Menendez Doubles Back on His Case for Federal Aid


A week or so ago, Bob Menendez and Louisiana Republican Bill Cassidy joined together to hype a $500 billion federal bill to help local governments.

Nothing happened.

So today, Menendez enlisted a number of mayors around the state to make the case why federal help is needed.

Two points seem irrefutable.

One is that towns are getting slammed.

“We don’t know how people are going to pay their taxes if they aren’t working,” said Chris Vergano, the Republican mayor of Wayne.

But it’s not only taxes.

Mayors said all revenues are down, including construction permit fees, traffic ticket revenue given the fact fewer people are driving and even the coins put in parking meters.

“Prior to the outbreak, we were a thriving community,” said Raymond Giacobbe, the mayor of Rahway.

But not anymore, he admitted.

And then there’s garbage. While it’s sometimes easy to ignore, more people staying home means families are throwing out more trash.

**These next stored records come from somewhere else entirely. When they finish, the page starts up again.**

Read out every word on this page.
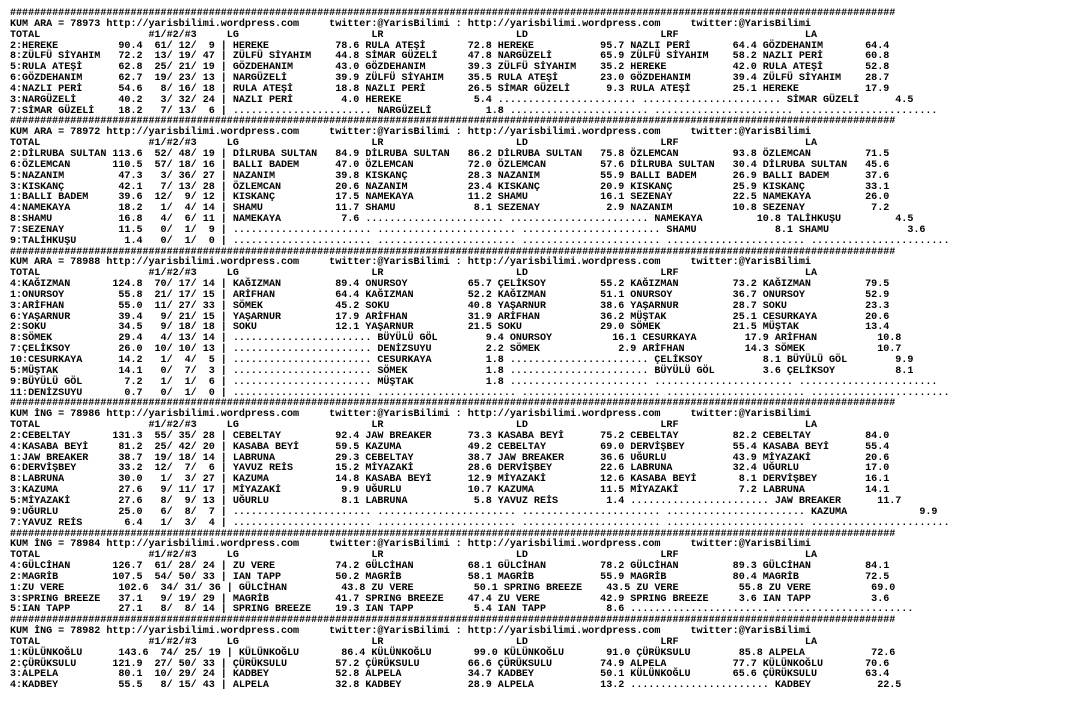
###################################################################################################################################################
KUM ARA = 78973 http://yarisbilimi.wordpress.com     twitter:@YarisBilimi : http://yarisbilimi.wordpress.com     twitter:@YarisBilimi
TOTAL                  #1/#2/#3     LG                      LR                      LD                      LRF                     LA
2:HEREKE          90.4  61/ 12/  9 | HEREKE           78.6 RULA ATEŞİ       72.8 HEREKE           95.7 NAZLI PERİ       64.4 GÖZDEHANIM       64.4
8:ZÜLFÜ SİYAHIM   72.2  13/ 19/ 47 | ZÜLFÜ SİYAHIM    44.8 SİMAR GÜZELİ     47.8 NARGÜZELİ        65.9 ZÜLFÜ SİYAHIM    58.2 NAZLI PERİ       60.8
5:RULA ATEŞİ      62.8  25/ 21/ 19 | GÖZDEHANIM       43.0 GÖZDEHANIM       39.3 ZÜLFÜ SİYAHIM    35.2 HEREKE           42.0 RULA ATEŞİ       52.8
6:GÖZDEHANIM      62.7  19/ 23/ 13 | NARGÜZELİ        39.9 ZÜLFÜ SİYAHIM    35.5 RULA ATEŞİ       23.0 GÖZDEHANIM       39.4 ZÜLFÜ SİYAHIM    28.7
4:NAZLI PERİ      54.6   8/ 16/ 18 | RULA ATEŞİ       18.8 NAZLI PERİ       26.5 SİMAR GÜZELİ      9.3 RULA ATEŞİ       25.1 HEREKE           17.9
3:NARGÜZELİ       40.2   3/ 32/ 24 | NAZLI PERİ        4.0 HEREKE            5.4 ....................... ....................... SİMAR GÜZELİ      4.5
7:SİMAR GÜZELİ    18.2   7/ 13/  6 | ....................... NARGÜZELİ         1.8 ....................... ....................... .......................
###################################################################################################################################################
KUM ARA = 78972 http://yarisbilimi.wordpress.com     twitter:@YarisBilimi : http://yarisbilimi.wordpress.com     twitter:@YarisBilimi
TOTAL                  #1/#2/#3     LG                      LR                      LD                      LRF                     LA
2:DİLRUBA SULTAN 113.6  52/ 48/ 19 | DİLRUBA SULTAN   84.9 DİLRUBA SULTAN   86.2 DİLRUBA SULTAN   75.8 ÖZLEMCAN         93.8 ÖZLEMCAN         71.5
6:ÖZLEMCAN       110.5  57/ 18/ 16 | BALLI BADEM      47.0 ÖZLEMCAN         72.0 ÖZLEMCAN         57.6 DİLRUBA SULTAN   30.4 DİLRUBA SULTAN   45.6
5:NAZANIM         47.3   3/ 36/ 27 | NAZANIM          39.8 KISKANÇ          28.3 NAZANIM          55.9 BALLI BADEM      26.9 BALLI BADEM      37.6
3:KISKANÇ         42.1   7/ 13/ 28 | ÖZLEMCAN         20.6 NAZANIM          23.4 KISKANÇ          20.9 KISKANÇ          25.9 KISKANÇ          33.1
1:BALLI BADEM     39.6  12/  9/ 12 | KISKANÇ          17.5 NAMEKAYA         11.2 SHAMU            16.1 SEZENAY          22.5 NAMEKAYA         26.0
4:NAMEKAYA        18.2   1/  4/ 14 | SHAMU            11.7 SHAMU             8.1 SEZENAY           2.9 NAZANIM          10.8 SEZENAY           7.2
8:SHAMU           16.8   4/  6/ 11 | NAMEKAYA          7.6 ....................... ....................... NAMEKAYA         10.8 TALİHKUŞU         4.5
7:SEZENAY         11.5   0/  1/  9 | ....................... ....................... ....................... SHAMU             8.1 SHAMU             3.6
9:TALİHKUŞU        1.4   0/  1/  0 | ....................... ....................... ....................... ....................... .......................
###################################################################################################################################################
KUM ARA = 78988 http://yarisbilimi.wordpress.com     twitter:@YarisBilimi : http://yarisbilimi.wordpress.com     twitter:@YarisBilimi
TOTAL                  #1/#2/#3     LG                      LR                      LD                      LRF                     LA
4:KAĞIZMAN       124.8  70/ 17/ 14 | KAĞIZMAN         89.4 ONURSOY          65.7 ÇELİKSOY         55.2 KAĞIZMAN         73.2 KAĞIZMAN         79.5
1:ONURSOY         55.8  21/ 17/ 15 | ARİFHAN          64.4 KAĞIZMAN         52.2 KAĞIZMAN         51.1 ONURSOY          36.7 ONURSOY          52.9
3:ARİFHAN         55.0  11/ 27/ 33 | SÖMEK            45.2 SOKU             40.8 YAŞARNUR         38.6 YAŞARNUR         28.7 SOKU             23.3
6:YAŞARNUR        39.4   9/ 21/ 15 | YAŞARNUR         17.9 ARİFHAN          31.9 ARİFHAN          36.2 MÜŞTAK           25.1 CESURKAYA        20.6
2:SOKU            34.5   9/ 18/ 18 | SOKU             12.1 YAŞARNUR         21.5 SOKU             29.0 SÖMEK            21.5 MÜŞTAK           13.4
8:SÖMEK           29.4   4/ 13/ 14 | ....................... BÜYÜLÜ GÖL        9.4 ONURSOY          16.1 CESURKAYA        17.9 ARİFHAN          10.8
7:ÇELİKSOY        26.0  10/ 10/ 13 | ....................... DENİZSUYU         2.2 SÖMEK             2.9 ARİFHAN          14.3 SÖMEK            10.7
10:CESURKAYA      14.2   1/  4/  5 | ....................... CESURKAYA         1.8 ....................... ÇELİKSOY          8.1 BÜYÜLÜ GÖL        9.9
5:MÜŞTAK          14.1   0/  7/  3 | ....................... SÖMEK             1.8 ....................... BÜYÜLÜ GÖL        3.6 ÇELİKSOY          8.1
9:BÜYÜLÜ GÖL       7.2   1/  1/  6 | ....................... MÜŞTAK            1.8 ....................... ....................... .......................
11:DENİZSUYU       0.7   0/  1/  0 | ....................... ....................... ....................... ....................... .......................
###################################################################################################################################################
KUM İNG = 78986 http://yarisbilimi.wordpress.com     twitter:@YarisBilimi : http://yarisbilimi.wordpress.com     twitter:@YarisBilimi
TOTAL                  #1/#2/#3     LG                      LR                      LD                      LRF                     LA
2:CEBELTAY       131.3  55/ 35/ 28 | CEBELTAY         92.4 JAW BREAKER      73.3 KASABA BEYİ      75.2 CEBELTAY         82.2 CEBELTAY         84.0
4:KASABA BEYİ     81.2  25/ 42/ 20 | KASABA BEYİ      59.5 KAZUMA           49.2 CEBELTAY         69.0 DERVİŞBEY        55.4 KASABA BEYİ      55.4
1:JAW BREAKER     38.7  19/ 18/ 14 | LABRUNA          29.3 CEBELTAY         38.7 JAW BREAKER      36.6 UĞURLU           43.9 MİYAZAKİ         20.6
6:DERVİŞBEY       33.2  12/  7/  6 | YAVUZ REİS       15.2 MİYAZAKİ         28.6 DERVİŞBEY        22.6 LABRUNA          32.4 UĞURLU           17.0
8:LABRUNA         30.0   1/  3/ 27 | KAZUMA           14.8 KASABA BEYİ      12.9 MİYAZAKİ         12.6 KASABA BEYİ       8.1 DERVİŞBEY        16.1
3:KAZUMA          27.6   9/ 11/ 17 | MİYAZAKİ          9.9 UĞURLU           10.7 KAZUMA           11.5 MİYAZAKİ          7.2 LABRUNA          14.1
5:MİYAZAKİ        27.6   8/  9/ 13 | UĞURLU            8.1 LABRUNA           5.8 YAVUZ REİS        1.4 ....................... JAW BREAKER      11.7
9:UĞURLU          25.0   6/  8/  7 | ....................... ....................... ....................... ....................... KAZUMA            9.9
7:YAVUZ REİS       6.4   1/  3/  4 | ....................... ....................... ....................... ....................... .......................
###################################################################################################################################################
KUM İNG = 78984 http://yarisbilimi.wordpress.com     twitter:@YarisBilimi : http://yarisbilimi.wordpress.com     twitter:@YarisBilimi
TOTAL                  #1/#2/#3     LG                      LR                      LD                      LRF                     LA
4:GÜLCİHAN       126.7  61/ 28/ 24 | ZU VERE          74.2 GÜLCİHAN         68.1 GÜLCİHAN         78.2 GÜLCİHAN         89.3 GÜLCİHAN         84.1
2:MAGRİB         107.5  54/ 50/ 33 | IAN TAPP         50.2 MAGRİB           58.1 MAGRİB           55.9 MAGRİB           80.4 MAGRİB           72.5
1:ZU VERE         102.6  34/ 31/ 36 | GÜLCİHAN         43.8 ZU VERE          50.1 SPRING BREEZE    43.5 ZU VERE          55.8 ZU VERE          69.0
3:SPRING BREEZE   37.1   9/ 19/ 29 | MAGRİB           41.7 SPRING BREEZE    47.4 ZU VERE          42.9 SPRING BREEZE     3.6 IAN TAPP          3.6
5:IAN TAPP        27.1   8/  8/ 14 | SPRING BREEZE    19.3 IAN TAPP          5.4 IAN TAPP          8.6 ....................... .......................
###################################################################################################################################################
KUM İNG = 78982 http://yarisbilimi.wordpress.com     twitter:@YarisBilimi : http://yarisbilimi.wordpress.com     twitter:@YarisBilimi
TOTAL                  #1/#2/#3     LG                      LR                      LD                      LRF                     LA
1:KÜLÜNKOĞLU      143.6  74/ 25/ 19 | KÜLÜNKOĞLU       86.4 KÜLÜNKOĞLU       99.0 KÜLÜNKOĞLU       91.0 ÇÜRÜKSULU        85.8 ALPELA           72.6
2:ÇÜRÜKSULU      121.9  27/ 50/ 33 | ÇÜRÜKSULU        57.2 ÇÜRÜKSULU        66.6 ÇÜRÜKSULU        74.9 ALPELA           77.7 KÜLÜNKOĞLU       70.6
3:ALPELA          80.1  10/ 29/ 24 | KADBEY           52.8 ALPELA           34.7 KADBEY           50.1 KÜLÜNKOĞLU       65.6 ÇÜRÜKSULU        63.4
4:KADBEY          55.5   8/ 15/ 43 | ALPELA           32.8 KADBEY           28.9 ALPELA           13.2 ....................... KADBEY           22.5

John Ducey, the mayor of Brick, said town dumping fees are up by 25 percent since the pandemic began.

In various ways, each mayor spoke about declining revenue and the possible need to layoff, or at least furlough, workers.

But we also must get to the second point.

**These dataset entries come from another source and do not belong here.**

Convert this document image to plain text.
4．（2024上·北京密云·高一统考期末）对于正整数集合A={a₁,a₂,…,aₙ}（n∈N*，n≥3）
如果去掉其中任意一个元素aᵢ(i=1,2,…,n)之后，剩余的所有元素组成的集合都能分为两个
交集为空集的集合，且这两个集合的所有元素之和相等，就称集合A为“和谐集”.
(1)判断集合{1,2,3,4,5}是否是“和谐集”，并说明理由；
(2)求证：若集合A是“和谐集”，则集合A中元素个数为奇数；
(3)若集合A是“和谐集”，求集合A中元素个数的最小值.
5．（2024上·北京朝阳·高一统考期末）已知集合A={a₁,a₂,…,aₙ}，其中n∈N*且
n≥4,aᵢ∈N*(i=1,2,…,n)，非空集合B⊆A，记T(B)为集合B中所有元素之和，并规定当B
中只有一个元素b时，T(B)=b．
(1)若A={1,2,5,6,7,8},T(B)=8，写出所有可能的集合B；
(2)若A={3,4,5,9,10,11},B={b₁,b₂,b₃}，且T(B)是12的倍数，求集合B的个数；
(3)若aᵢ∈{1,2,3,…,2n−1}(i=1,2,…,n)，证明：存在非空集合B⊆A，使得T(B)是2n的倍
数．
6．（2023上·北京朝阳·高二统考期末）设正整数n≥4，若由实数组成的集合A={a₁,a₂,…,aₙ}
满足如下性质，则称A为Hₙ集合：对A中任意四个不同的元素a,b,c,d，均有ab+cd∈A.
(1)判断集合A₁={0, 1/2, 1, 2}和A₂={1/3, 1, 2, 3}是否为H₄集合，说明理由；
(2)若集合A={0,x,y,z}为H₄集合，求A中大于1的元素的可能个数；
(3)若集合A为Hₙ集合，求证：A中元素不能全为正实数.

Is Majority Leader Mitch McConnell going to pay attention to the pleas of some New Jersey mayors?

Why would McConnell care about what the mayor of Paterson, Andre Sayegh, says?

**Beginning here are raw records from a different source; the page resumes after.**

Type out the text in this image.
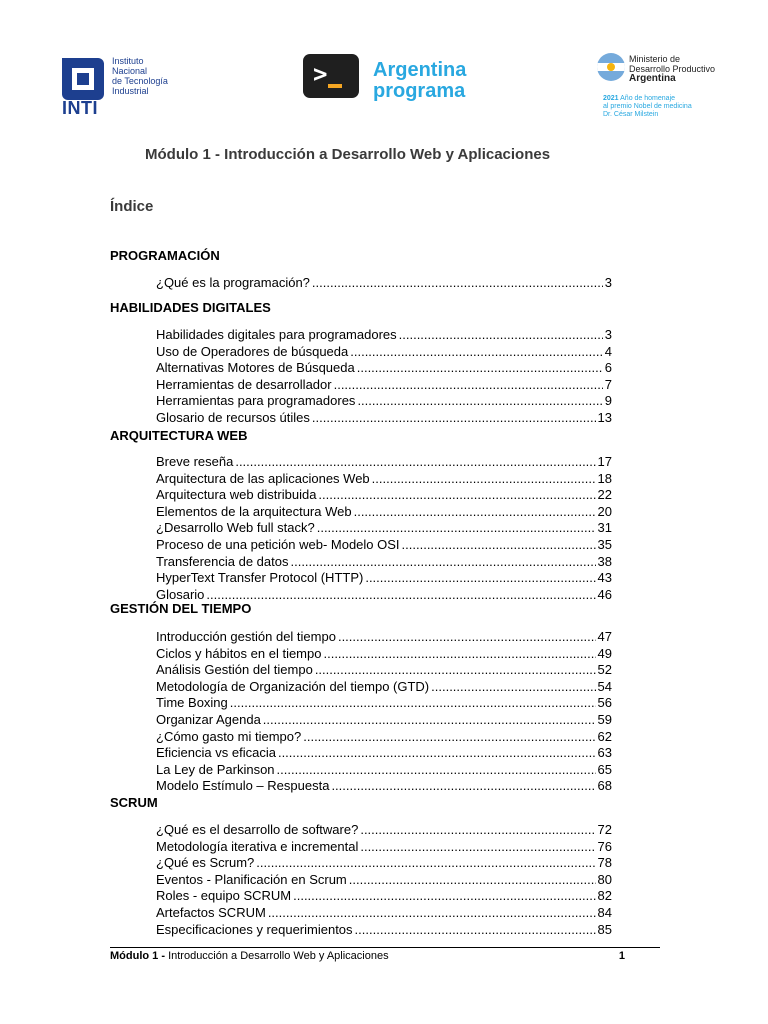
INTI
Instituto
Nacional
de Tecnología
Industrial
> Argentina
programa
Ministerio de
Desarrollo Productivo
Argentina
2021 Año de homenaje
al premio Nobel de medicina
Dr. César Milstein
Módulo 1 - Introducción a Desarrollo Web y Aplicaciones
Índice
PROGRAMACIÓN
¿Qué es la programación? .....	3
HABILIDADES DIGITALES
Habilidades digitales para programadores .....	3
Uso de Operadores de búsqueda .....	4
Alternativas Motores de Búsqueda .....	6
Herramientas de desarrollador .....	7
Herramientas para programadores .....	9
Glosario de recursos útiles .....	13
ARQUITECTURA WEB
Breve reseña .....	17
Arquitectura de las aplicaciones Web .....	18
Arquitectura web distribuida .....	22
Elementos de la arquitectura Web .....	20
¿Desarrollo Web full stack? .....	31
Proceso de una petición web- Modelo OSI .....	35
Transferencia de datos .....	38
HyperText Transfer Protocol (HTTP) .....	43
Glosario .....	46
GESTIÓN DEL TIEMPO
Introducción gestión del tiempo .....	47
Ciclos y hábitos en el tiempo .....	49
Análisis Gestión del tiempo .....	52
Metodología de Organización del tiempo (GTD) .....	54
Time Boxing .....	56
Organizar Agenda .....	59
¿Cómo gasto mi tiempo? .....	62
Eficiencia vs eficacia .....	63
La Ley de Parkinson .....	65
Modelo Estímulo – Respuesta .....	68
SCRUM
¿Qué es el desarrollo de software? .....	72
Metodología iterativa e incremental .....	76
¿Qué es Scrum? .....	78
Eventos - Planificación en Scrum .....	80
Roles - equipo SCRUM .....	82
Artefactos SCRUM .....	84
Especificaciones y requerimientos .....	85
Módulo 1 - Introducción a Desarrollo Web y Aplicaciones	1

That may seem like a harsh assessment, but that really is the bottom line.

Menendez said there are now “three Republicans” – presumably in addition to Cassidy – in support of the bill. And he said he expected “robust” GOP support when the bill is introduced, perhaps by the end
of the week. He did not identify the three additional Republicans.

Still, four Republican senators are well, … just four Republican senators. Menendez was undaunted, saying it’s been his experience bipartisan momentum tends to build when even a small number of
senators support legislation.

And he stressed that many municipalities across the country are facing the same problems as towns in New Jersey.

“There is no ‘blue’ or ‘red” when it comes to this virus,” Menendez said, pointing out that it’s called the “United States” for a reason.